Kur’an’ın وَاعْلَمُٓوا اَنَّ اللّٰهَ يَحُولُ بَيْنَ الْمَرْءِ وَقَلْبِه yani “Bilin ki muhakkak Allah, kişi ile kalbi arasına girer.” ayeti Allah’ın, insanı gönlünde olan emellerinden mahrum edebileceğini, kararlarını, kanaatlerini, zevklerini değiştirebileceğini, kendiyle kalbinin arasını öyle açar ki insanın kendi kendine düşman kesilebileceğini ve hatta aklını başından alabileceğini ifade etmektedir.[2] Böyle olunca insan nesine güvenip alternatifsiz karar alıp hayatını sürdürebilir ki!
Kalbimizin ve duygularımızın gizlediğini belki insanlardan bazı manevralarla kaçırabiliriz; ama onları Allah’tan nasıl gizli tutabiliriz. Bizi gözetleyen bizden içeri Allah’tır işte. Hatta eğer bütünüyle yok olmamışsa bizi içimizde gözetleyen bizden olan sağduyumuz, vicdanımız da vardır. Az duyulsa da işlerin iyi gitmediğini bize ihtar eden bu sesler, kendi tutarlılığımız açısından yabana atılası değildir. İşte bu duyarlılık, ayetin bize ihtar ettiği imanın iki temel ilkesi olan Allah’ın ve Resulünün uyarılarına uymakla elde edilir.

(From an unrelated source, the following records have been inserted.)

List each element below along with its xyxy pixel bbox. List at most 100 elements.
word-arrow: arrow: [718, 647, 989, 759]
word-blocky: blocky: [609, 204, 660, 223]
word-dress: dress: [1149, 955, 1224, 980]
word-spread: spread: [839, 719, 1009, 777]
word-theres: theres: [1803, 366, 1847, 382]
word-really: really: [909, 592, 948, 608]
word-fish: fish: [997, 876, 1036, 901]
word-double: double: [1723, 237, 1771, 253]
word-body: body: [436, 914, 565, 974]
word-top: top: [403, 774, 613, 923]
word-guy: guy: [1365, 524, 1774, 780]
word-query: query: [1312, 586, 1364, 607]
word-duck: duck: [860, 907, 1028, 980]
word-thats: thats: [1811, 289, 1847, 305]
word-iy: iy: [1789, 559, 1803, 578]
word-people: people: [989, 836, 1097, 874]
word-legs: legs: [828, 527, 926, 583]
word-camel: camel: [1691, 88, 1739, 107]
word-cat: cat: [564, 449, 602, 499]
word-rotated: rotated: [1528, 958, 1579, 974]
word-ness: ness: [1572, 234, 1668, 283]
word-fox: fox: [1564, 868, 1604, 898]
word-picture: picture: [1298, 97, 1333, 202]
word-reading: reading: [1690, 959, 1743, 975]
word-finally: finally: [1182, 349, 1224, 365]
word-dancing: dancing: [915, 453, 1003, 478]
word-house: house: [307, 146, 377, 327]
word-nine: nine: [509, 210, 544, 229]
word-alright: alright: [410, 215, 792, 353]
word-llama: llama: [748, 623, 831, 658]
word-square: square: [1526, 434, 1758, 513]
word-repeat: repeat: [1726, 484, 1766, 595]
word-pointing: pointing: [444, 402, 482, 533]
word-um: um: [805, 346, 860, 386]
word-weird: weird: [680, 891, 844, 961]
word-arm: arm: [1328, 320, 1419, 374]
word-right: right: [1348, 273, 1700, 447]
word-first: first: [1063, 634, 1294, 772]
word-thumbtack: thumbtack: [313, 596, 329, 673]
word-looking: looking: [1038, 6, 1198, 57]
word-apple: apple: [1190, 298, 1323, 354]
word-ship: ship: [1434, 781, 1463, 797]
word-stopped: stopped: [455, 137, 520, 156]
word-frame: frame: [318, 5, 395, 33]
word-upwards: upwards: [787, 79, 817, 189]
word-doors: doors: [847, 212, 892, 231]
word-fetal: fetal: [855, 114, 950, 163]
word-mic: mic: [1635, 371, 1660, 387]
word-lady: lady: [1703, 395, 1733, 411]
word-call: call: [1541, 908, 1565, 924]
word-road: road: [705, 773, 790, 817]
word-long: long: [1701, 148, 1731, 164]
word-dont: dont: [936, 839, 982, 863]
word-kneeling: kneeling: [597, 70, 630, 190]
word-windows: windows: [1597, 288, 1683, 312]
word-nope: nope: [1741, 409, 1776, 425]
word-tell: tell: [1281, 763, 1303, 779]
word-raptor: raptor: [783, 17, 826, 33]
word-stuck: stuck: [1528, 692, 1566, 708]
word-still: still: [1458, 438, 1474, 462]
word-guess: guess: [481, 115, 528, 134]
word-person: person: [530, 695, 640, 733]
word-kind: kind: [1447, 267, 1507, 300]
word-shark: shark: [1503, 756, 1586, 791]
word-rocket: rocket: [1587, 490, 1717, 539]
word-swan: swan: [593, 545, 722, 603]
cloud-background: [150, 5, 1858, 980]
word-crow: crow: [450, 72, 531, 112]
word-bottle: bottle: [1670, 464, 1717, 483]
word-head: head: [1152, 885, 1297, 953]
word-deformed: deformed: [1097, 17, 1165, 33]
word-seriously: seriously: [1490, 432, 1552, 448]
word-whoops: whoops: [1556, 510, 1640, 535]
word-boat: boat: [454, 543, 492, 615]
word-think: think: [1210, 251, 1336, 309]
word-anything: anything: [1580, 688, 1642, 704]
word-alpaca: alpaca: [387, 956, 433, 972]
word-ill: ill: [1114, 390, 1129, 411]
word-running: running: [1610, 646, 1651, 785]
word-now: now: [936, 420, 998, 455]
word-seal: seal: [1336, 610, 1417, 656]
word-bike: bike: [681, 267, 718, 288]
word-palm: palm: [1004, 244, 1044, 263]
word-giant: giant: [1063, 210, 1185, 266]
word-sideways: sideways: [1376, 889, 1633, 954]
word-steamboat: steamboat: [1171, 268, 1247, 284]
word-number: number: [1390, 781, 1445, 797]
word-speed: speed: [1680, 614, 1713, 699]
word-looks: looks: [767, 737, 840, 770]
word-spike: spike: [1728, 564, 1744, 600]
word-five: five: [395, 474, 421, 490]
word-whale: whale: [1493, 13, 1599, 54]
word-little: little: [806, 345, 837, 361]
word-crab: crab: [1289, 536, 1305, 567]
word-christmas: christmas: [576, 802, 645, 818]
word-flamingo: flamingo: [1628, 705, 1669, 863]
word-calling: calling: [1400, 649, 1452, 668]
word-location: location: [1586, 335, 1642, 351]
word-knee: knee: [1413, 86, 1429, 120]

Bizim bile farkında olmadan kendimiz aleyhinde işlediğimiz birçok eylemlerimiz var. Bebeklikten kaynaklanan kötü alışkanlıklarımız yok mu? Daha sonradan acılarını çok derinlerde hissettiğimiz eylemlerimizi isteyerek mi yapıyoruz? Ya yine bu çağlarda hatalı bir eğitim sonucu bize kazandırılan patolojilerimizin ördüğü kişiliğimizden az mı çekiyoruz? Bizden bile kopuk eylemlerin hayatımızı cehenneme döndürmesine fazla bir şey yapamıyoruz. Yalancı kişiliklerle toplumda gezen insanlar hiç de az değildir. Gülüşlerin içten olduğunu iddia edenlerin sayısı az.
Kişilik bozukluklarına sahip bir sürü insanın toplumda yaptığı şeylerin farkında olduğuna bin şahit gerekir. Gerçek kişiliklerinin sahte kişilikleriyle yer değiştiren insanlarımız az mı?